Ah, the memories of days long past. Days when I actually sat at a desk, pining for a lunch break, or better: summer. I read Cyrano when I was in eighth grade, roughly seven years ago, but the book is still fresh in my mind. Convenient, as I don't have a hard copy, just my memories of it, which were quite vivid that particular year.

First of all, it is written in the form of a play, but don't let that deter you. This is classic literature, practically Shakespearian, just waiting for you to devour. Playwrights like Rostand and Shakespeare were the James Pattersons of their day, or better yet, the Woody Allens. They wrote for the masses, and their works were enacted on the stage, immersing the audience in their worlds.

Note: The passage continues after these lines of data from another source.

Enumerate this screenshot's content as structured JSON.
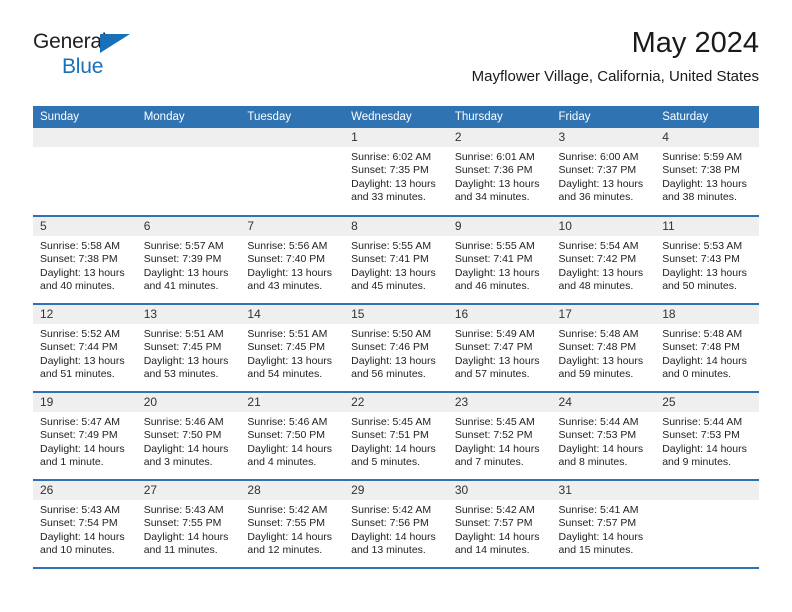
{
  "brand": {
    "name_part1": "General",
    "name_part2": "Blue",
    "triangle_color": "#1a70b8"
  },
  "header": {
    "title": "May 2024",
    "subtitle": "Mayflower Village, California, United States"
  },
  "colors": {
    "header_blue": "#2f73b3",
    "daynum_band": "#efefef",
    "cell_background": "#ffffff"
  },
  "calendar": {
    "weekday_headers": [
      "Sunday",
      "Monday",
      "Tuesday",
      "Wednesday",
      "Thursday",
      "Friday",
      "Saturday"
    ],
    "labels": {
      "sunrise": "Sunrise:",
      "sunset": "Sunset:",
      "daylight": "Daylight:"
    },
    "weeks": [
      [
        {
          "day": "",
          "empty": true,
          "sunrise": "",
          "sunset": "",
          "daylight_line1": "",
          "daylight_line2": ""
        },
        {
          "day": "",
          "empty": true,
          "sunrise": "",
          "sunset": "",
          "daylight_line1": "",
          "daylight_line2": ""
        },
        {
          "day": "",
          "empty": true,
          "sunrise": "",
          "sunset": "",
          "daylight_line1": "",
          "daylight_line2": ""
        },
        {
          "day": "1",
          "empty": false,
          "sunrise": "Sunrise: 6:02 AM",
          "sunset": "Sunset: 7:35 PM",
          "daylight_line1": "Daylight: 13 hours",
          "daylight_line2": "and 33 minutes."
        },
        {
          "day": "2",
          "empty": false,
          "sunrise": "Sunrise: 6:01 AM",
          "sunset": "Sunset: 7:36 PM",
          "daylight_line1": "Daylight: 13 hours",
          "daylight_line2": "and 34 minutes."
        },
        {
          "day": "3",
          "empty": false,
          "sunrise": "Sunrise: 6:00 AM",
          "sunset": "Sunset: 7:37 PM",
          "daylight_line1": "Daylight: 13 hours",
          "daylight_line2": "and 36 minutes."
        },
        {
          "day": "4",
          "empty": false,
          "sunrise": "Sunrise: 5:59 AM",
          "sunset": "Sunset: 7:38 PM",
          "daylight_line1": "Daylight: 13 hours",
          "daylight_line2": "and 38 minutes."
        }
      ],
      [
        {
          "day": "5",
          "empty": false,
          "sunrise": "Sunrise: 5:58 AM",
          "sunset": "Sunset: 7:38 PM",
          "daylight_line1": "Daylight: 13 hours",
          "daylight_line2": "and 40 minutes."
        },
        {
          "day": "6",
          "empty": false,
          "sunrise": "Sunrise: 5:57 AM",
          "sunset": "Sunset: 7:39 PM",
          "daylight_line1": "Daylight: 13 hours",
          "daylight_line2": "and 41 minutes."
        },
        {
          "day": "7",
          "empty": false,
          "sunrise": "Sunrise: 5:56 AM",
          "sunset": "Sunset: 7:40 PM",
          "daylight_line1": "Daylight: 13 hours",
          "daylight_line2": "and 43 minutes."
        },
        {
          "day": "8",
          "empty": false,
          "sunrise": "Sunrise: 5:55 AM",
          "sunset": "Sunset: 7:41 PM",
          "daylight_line1": "Daylight: 13 hours",
          "daylight_line2": "and 45 minutes."
        },
        {
          "day": "9",
          "empty": false,
          "sunrise": "Sunrise: 5:55 AM",
          "sunset": "Sunset: 7:41 PM",
          "daylight_line1": "Daylight: 13 hours",
          "daylight_line2": "and 46 minutes."
        },
        {
          "day": "10",
          "empty": false,
          "sunrise": "Sunrise: 5:54 AM",
          "sunset": "Sunset: 7:42 PM",
          "daylight_line1": "Daylight: 13 hours",
          "daylight_line2": "and 48 minutes."
        },
        {
          "day": "11",
          "empty": false,
          "sunrise": "Sunrise: 5:53 AM",
          "sunset": "Sunset: 7:43 PM",
          "daylight_line1": "Daylight: 13 hours",
          "daylight_line2": "and 50 minutes."
        }
      ],
      [
        {
          "day": "12",
          "empty": false,
          "sunrise": "Sunrise: 5:52 AM",
          "sunset": "Sunset: 7:44 PM",
          "daylight_line1": "Daylight: 13 hours",
          "daylight_line2": "and 51 minutes."
        },
        {
          "day": "13",
          "empty": false,
          "sunrise": "Sunrise: 5:51 AM",
          "sunset": "Sunset: 7:45 PM",
          "daylight_line1": "Daylight: 13 hours",
          "daylight_line2": "and 53 minutes."
        },
        {
          "day": "14",
          "empty": false,
          "sunrise": "Sunrise: 5:51 AM",
          "sunset": "Sunset: 7:45 PM",
          "daylight_line1": "Daylight: 13 hours",
          "daylight_line2": "and 54 minutes."
        },
        {
          "day": "15",
          "empty": false,
          "sunrise": "Sunrise: 5:50 AM",
          "sunset": "Sunset: 7:46 PM",
          "daylight_line1": "Daylight: 13 hours",
          "daylight_line2": "and 56 minutes."
        },
        {
          "day": "16",
          "empty": false,
          "sunrise": "Sunrise: 5:49 AM",
          "sunset": "Sunset: 7:47 PM",
          "daylight_line1": "Daylight: 13 hours",
          "daylight_line2": "and 57 minutes."
        },
        {
          "day": "17",
          "empty": false,
          "sunrise": "Sunrise: 5:48 AM",
          "sunset": "Sunset: 7:48 PM",
          "daylight_line1": "Daylight: 13 hours",
          "daylight_line2": "and 59 minutes."
        },
        {
          "day": "18",
          "empty": false,
          "sunrise": "Sunrise: 5:48 AM",
          "sunset": "Sunset: 7:48 PM",
          "daylight_line1": "Daylight: 14 hours",
          "daylight_line2": "and 0 minutes."
        }
      ],
      [
        {
          "day": "19",
          "empty": false,
          "sunrise": "Sunrise: 5:47 AM",
          "sunset": "Sunset: 7:49 PM",
          "daylight_line1": "Daylight: 14 hours",
          "daylight_line2": "and 1 minute."
        },
        {
          "day": "20",
          "empty": false,
          "sunrise": "Sunrise: 5:46 AM",
          "sunset": "Sunset: 7:50 PM",
          "daylight_line1": "Daylight: 14 hours",
          "daylight_line2": "and 3 minutes."
        },
        {
          "day": "21",
          "empty": false,
          "sunrise": "Sunrise: 5:46 AM",
          "sunset": "Sunset: 7:50 PM",
          "daylight_line1": "Daylight: 14 hours",
          "daylight_line2": "and 4 minutes."
        },
        {
          "day": "22",
          "empty": false,
          "sunrise": "Sunrise: 5:45 AM",
          "sunset": "Sunset: 7:51 PM",
          "daylight_line1": "Daylight: 14 hours",
          "daylight_line2": "and 5 minutes."
        },
        {
          "day": "23",
          "empty": false,
          "sunrise": "Sunrise: 5:45 AM",
          "sunset": "Sunset: 7:52 PM",
          "daylight_line1": "Daylight: 14 hours",
          "daylight_line2": "and 7 minutes."
        },
        {
          "day": "24",
          "empty": false,
          "sunrise": "Sunrise: 5:44 AM",
          "sunset": "Sunset: 7:53 PM",
          "daylight_line1": "Daylight: 14 hours",
          "daylight_line2": "and 8 minutes."
        },
        {
          "day": "25",
          "empty": false,
          "sunrise": "Sunrise: 5:44 AM",
          "sunset": "Sunset: 7:53 PM",
          "daylight_line1": "Daylight: 14 hours",
          "daylight_line2": "and 9 minutes."
        }
      ],
      [
        {
          "day": "26",
          "empty": false,
          "sunrise": "Sunrise: 5:43 AM",
          "sunset": "Sunset: 7:54 PM",
          "daylight_line1": "Daylight: 14 hours",
          "daylight_line2": "and 10 minutes."
        },
        {
          "day": "27",
          "empty": false,
          "sunrise": "Sunrise: 5:43 AM",
          "sunset": "Sunset: 7:55 PM",
          "daylight_line1": "Daylight: 14 hours",
          "daylight_line2": "and 11 minutes."
        },
        {
          "day": "28",
          "empty": false,
          "sunrise": "Sunrise: 5:42 AM",
          "sunset": "Sunset: 7:55 PM",
          "daylight_line1": "Daylight: 14 hours",
          "daylight_line2": "and 12 minutes."
        },
        {
          "day": "29",
          "empty": false,
          "sunrise": "Sunrise: 5:42 AM",
          "sunset": "Sunset: 7:56 PM",
          "daylight_line1": "Daylight: 14 hours",
          "daylight_line2": "and 13 minutes."
        },
        {
          "day": "30",
          "empty": false,
          "sunrise": "Sunrise: 5:42 AM",
          "sunset": "Sunset: 7:57 PM",
          "daylight_line1": "Daylight: 14 hours",
          "daylight_line2": "and 14 minutes."
        },
        {
          "day": "31",
          "empty": false,
          "sunrise": "Sunrise: 5:41 AM",
          "sunset": "Sunset: 7:57 PM",
          "daylight_line1": "Daylight: 14 hours",
          "daylight_line2": "and 15 minutes."
        },
        {
          "day": "",
          "empty": true,
          "sunrise": "",
          "sunset": "",
          "daylight_line1": "",
          "daylight_line2": ""
        }
      ]
    ]
  }
}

At the time, I didn't realize Cyrano was actually a real person. Maybe my teacher covered that during my gratuitous sick days, but I was none the wiser. The similarities between the real Cyrano and his fictional counterpart include that they were both duelists, had a way with words, and were military men. The real Cyrano had a cousin who married Baron Christian of Neuvillette, his colleague, though the story between the two in the play is entirely fiction.

The Plot:
Cyrano, a French nobleman fighter, has a gilt tongue, a rather bulbous nose, and fears he is ugly and will never win the heart of his cousin Roxanne. His handsome comrade Christian isn't as gifted with words. Christian is also pining for the lovely Roxanne, and so Cyrano and he conspire. Christian will use Cyrano's words to woo her. This evolves into a series of rather humorous escapades, though seasoned with gravity of Cyrano's plight. There are darker plots afoot, but that is the main gist of the storyline.

A main theme in this book is the want for "a good death". To describe it to you, I'll pose you a similar query to one in the book: Would you rather die with sword in hand or drunk in a pool of your own vomit? That is the basic principle, and it drives one of the characters, though I can't tell you who.

I had never thought of such things when I was a 14 year old girl, but it remains a question I always ask myself at funerals. It is a macabre thing to think of, yet in some situations it brings comfort. I think most people in the world wishes for a painless death, and when I remember those people in my past who have been granted that boon, I often think of it as "a good death".

Cyrano de Bergerac is one of those rare books which make you think about topics like "a good death" despite it never occurring to you that there is such a thing. It is humor tempered with tragedy, honor entwined disgrace, and physical beauty contrasting with inner beauty. We often think we judge people on what is inside them, but sometimes you have to wonder about what our current "culture" says about us, as well as what Cyrano says about what people were like in Rostand's time.

Rating: 4.5 of 5 stars for profound meaning!

Content: I read this at a private Catholic school. There is very little to object to, save few scenes of    violence. Best read when 13+ years of age for comprehension.